High-Performance Negative Self-Powered α-MoO₃/Ir/α-MoO₃ Photodetectors: Probing the Influence of Coulomb Deep Traps

Nanostructures of ultrathin 2D MoO₃ semiconductors have gained significant attention in the field of transparent optoelectronics and nanophotonics due to their exceptional responsiveness. In this study, we investigate self-powered α-MoO₃/Ir/α-MoO₃ photodetectors, focusing on the influence of induced hot electrons in ultrathin α-MoO₃ when combined with an ultrathin Ir plasmonic layer. Our results reveal the presence of both positive and negative photoconductivity at a 0 V bias voltage. Notably, by integrating a 2 nm Ir layer between post-annealed α-MoO₃ films, we achieve remarkable performance metrics, including a high I_ON/I_OFF ratio of 3.8 × 10⁶, external quantum efficiency of 132, and detectivity of 3.4 × 10¹¹ Jones at 0 V bias.
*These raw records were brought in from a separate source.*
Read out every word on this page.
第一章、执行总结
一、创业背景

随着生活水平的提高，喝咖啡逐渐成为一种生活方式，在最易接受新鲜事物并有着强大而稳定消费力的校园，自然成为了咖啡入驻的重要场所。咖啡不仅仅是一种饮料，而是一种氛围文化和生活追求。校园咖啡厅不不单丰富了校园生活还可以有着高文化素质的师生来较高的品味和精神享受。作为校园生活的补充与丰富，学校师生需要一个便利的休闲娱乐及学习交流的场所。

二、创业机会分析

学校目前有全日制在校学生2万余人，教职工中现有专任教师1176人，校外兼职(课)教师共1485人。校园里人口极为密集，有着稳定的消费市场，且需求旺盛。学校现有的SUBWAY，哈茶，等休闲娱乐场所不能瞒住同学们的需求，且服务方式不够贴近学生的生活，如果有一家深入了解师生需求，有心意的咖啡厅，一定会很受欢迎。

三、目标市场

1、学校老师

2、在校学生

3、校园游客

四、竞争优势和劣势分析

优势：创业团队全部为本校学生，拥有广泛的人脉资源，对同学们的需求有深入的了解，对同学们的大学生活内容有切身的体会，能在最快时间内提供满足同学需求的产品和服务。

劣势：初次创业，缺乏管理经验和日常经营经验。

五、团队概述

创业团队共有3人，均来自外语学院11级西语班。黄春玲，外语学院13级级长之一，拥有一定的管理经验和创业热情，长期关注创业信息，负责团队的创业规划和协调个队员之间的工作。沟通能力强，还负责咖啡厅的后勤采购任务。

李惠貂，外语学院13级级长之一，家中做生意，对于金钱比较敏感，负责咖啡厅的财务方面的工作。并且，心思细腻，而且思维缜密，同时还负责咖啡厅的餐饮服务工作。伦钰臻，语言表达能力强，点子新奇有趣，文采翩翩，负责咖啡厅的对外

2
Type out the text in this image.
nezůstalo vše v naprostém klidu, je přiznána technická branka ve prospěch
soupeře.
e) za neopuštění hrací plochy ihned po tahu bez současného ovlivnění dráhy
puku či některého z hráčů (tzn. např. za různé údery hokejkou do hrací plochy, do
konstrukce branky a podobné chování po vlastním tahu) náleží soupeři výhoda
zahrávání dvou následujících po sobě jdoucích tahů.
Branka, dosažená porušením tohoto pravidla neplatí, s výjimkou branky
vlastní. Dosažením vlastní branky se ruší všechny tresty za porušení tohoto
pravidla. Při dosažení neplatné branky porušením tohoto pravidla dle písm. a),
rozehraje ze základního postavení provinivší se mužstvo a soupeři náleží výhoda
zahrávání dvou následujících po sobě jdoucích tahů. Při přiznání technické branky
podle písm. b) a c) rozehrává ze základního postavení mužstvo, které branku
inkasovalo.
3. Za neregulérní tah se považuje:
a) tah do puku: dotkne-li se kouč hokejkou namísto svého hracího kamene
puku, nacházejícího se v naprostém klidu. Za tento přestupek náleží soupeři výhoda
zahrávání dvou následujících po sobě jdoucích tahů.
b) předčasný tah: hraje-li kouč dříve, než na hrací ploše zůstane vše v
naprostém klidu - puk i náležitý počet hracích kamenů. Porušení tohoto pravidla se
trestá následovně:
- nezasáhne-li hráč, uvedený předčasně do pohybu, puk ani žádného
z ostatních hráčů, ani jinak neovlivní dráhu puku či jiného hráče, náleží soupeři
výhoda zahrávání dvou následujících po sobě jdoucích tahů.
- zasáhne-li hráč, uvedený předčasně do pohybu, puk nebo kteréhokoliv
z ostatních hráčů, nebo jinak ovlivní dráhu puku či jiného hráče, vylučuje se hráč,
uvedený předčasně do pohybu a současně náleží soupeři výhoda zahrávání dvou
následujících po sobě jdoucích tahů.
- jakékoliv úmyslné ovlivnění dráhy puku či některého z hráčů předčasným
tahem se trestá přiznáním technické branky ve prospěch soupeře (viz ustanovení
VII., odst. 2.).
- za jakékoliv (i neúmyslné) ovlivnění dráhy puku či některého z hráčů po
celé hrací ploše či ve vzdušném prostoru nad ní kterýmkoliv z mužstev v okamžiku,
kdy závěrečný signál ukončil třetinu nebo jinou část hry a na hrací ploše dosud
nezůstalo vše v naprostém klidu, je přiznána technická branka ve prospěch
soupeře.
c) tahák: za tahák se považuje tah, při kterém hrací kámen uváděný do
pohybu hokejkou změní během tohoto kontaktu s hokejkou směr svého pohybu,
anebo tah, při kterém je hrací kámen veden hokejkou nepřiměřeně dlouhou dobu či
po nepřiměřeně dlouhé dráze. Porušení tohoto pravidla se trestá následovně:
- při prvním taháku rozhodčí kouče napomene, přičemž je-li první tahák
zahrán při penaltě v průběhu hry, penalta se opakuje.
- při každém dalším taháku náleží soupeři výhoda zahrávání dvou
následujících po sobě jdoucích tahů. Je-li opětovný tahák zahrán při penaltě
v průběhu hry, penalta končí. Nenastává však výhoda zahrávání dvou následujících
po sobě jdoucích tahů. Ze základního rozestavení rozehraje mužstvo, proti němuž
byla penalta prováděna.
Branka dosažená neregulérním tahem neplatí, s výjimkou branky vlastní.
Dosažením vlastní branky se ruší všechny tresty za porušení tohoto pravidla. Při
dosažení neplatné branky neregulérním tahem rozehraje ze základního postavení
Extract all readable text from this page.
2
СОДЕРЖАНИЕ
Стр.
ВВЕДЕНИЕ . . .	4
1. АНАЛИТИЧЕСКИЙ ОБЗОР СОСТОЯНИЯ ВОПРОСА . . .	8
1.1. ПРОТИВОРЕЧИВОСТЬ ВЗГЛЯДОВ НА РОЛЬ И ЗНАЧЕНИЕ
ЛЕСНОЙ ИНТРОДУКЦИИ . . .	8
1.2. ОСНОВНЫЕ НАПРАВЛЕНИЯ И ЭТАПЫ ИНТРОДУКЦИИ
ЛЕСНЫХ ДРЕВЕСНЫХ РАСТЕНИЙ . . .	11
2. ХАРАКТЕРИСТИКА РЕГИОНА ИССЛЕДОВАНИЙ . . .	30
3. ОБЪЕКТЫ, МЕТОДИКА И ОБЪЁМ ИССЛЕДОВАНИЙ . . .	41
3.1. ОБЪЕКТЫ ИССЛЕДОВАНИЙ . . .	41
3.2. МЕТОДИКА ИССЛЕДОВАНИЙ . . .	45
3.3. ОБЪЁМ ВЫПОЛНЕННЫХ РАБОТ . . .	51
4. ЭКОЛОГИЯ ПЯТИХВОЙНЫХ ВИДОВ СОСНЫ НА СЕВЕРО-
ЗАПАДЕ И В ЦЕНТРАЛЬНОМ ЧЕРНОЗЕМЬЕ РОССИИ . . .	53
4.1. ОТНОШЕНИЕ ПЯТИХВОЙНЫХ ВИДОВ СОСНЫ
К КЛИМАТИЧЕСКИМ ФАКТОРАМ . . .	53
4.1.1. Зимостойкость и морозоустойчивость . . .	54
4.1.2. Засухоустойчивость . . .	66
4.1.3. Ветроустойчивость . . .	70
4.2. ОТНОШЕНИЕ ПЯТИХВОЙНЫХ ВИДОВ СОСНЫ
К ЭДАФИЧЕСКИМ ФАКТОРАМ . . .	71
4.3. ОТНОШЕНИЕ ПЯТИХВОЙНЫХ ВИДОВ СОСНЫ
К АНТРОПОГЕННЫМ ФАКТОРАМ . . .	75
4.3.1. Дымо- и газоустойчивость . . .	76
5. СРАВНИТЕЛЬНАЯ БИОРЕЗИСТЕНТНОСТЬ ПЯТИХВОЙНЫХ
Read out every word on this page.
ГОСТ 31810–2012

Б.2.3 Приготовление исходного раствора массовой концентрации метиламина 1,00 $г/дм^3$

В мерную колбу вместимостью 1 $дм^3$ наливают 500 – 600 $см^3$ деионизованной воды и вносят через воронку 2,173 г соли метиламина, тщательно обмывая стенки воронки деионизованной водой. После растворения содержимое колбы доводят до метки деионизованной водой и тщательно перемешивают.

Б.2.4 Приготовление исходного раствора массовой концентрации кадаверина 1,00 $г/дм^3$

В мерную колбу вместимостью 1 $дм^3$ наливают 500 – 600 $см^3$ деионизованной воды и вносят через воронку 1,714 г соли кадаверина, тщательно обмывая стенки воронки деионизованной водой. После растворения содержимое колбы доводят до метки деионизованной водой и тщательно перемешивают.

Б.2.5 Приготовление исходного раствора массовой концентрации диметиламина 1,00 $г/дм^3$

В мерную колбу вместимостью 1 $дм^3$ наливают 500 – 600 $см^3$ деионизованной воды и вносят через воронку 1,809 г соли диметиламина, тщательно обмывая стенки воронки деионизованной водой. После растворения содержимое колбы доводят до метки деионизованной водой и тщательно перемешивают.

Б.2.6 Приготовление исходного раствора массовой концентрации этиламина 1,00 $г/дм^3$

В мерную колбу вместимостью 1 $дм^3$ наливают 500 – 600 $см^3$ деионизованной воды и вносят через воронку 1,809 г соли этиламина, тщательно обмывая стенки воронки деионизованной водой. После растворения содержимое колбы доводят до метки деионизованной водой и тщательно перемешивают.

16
Furthermore, the response time is impressively short, with only 0.2 ms, supported by an exceptionally low MoO₃ surface roughness of 0.1 nm. The observed negative photoresponse is attributed to O₂ desorption from the MoO₃ surface, resulting in increased carrier density and reduced mobility in the Ir layer due to Coulomb trapping and oxygen vacancy deep levels. Consequently, this leads to a decreased carrier mobility and diminished current in the heterostructure. Our findings underscore the enormous potential of ultrathin MoO₃ semiconductors for high-performance negative conductivity optoelectronics and photonic applications.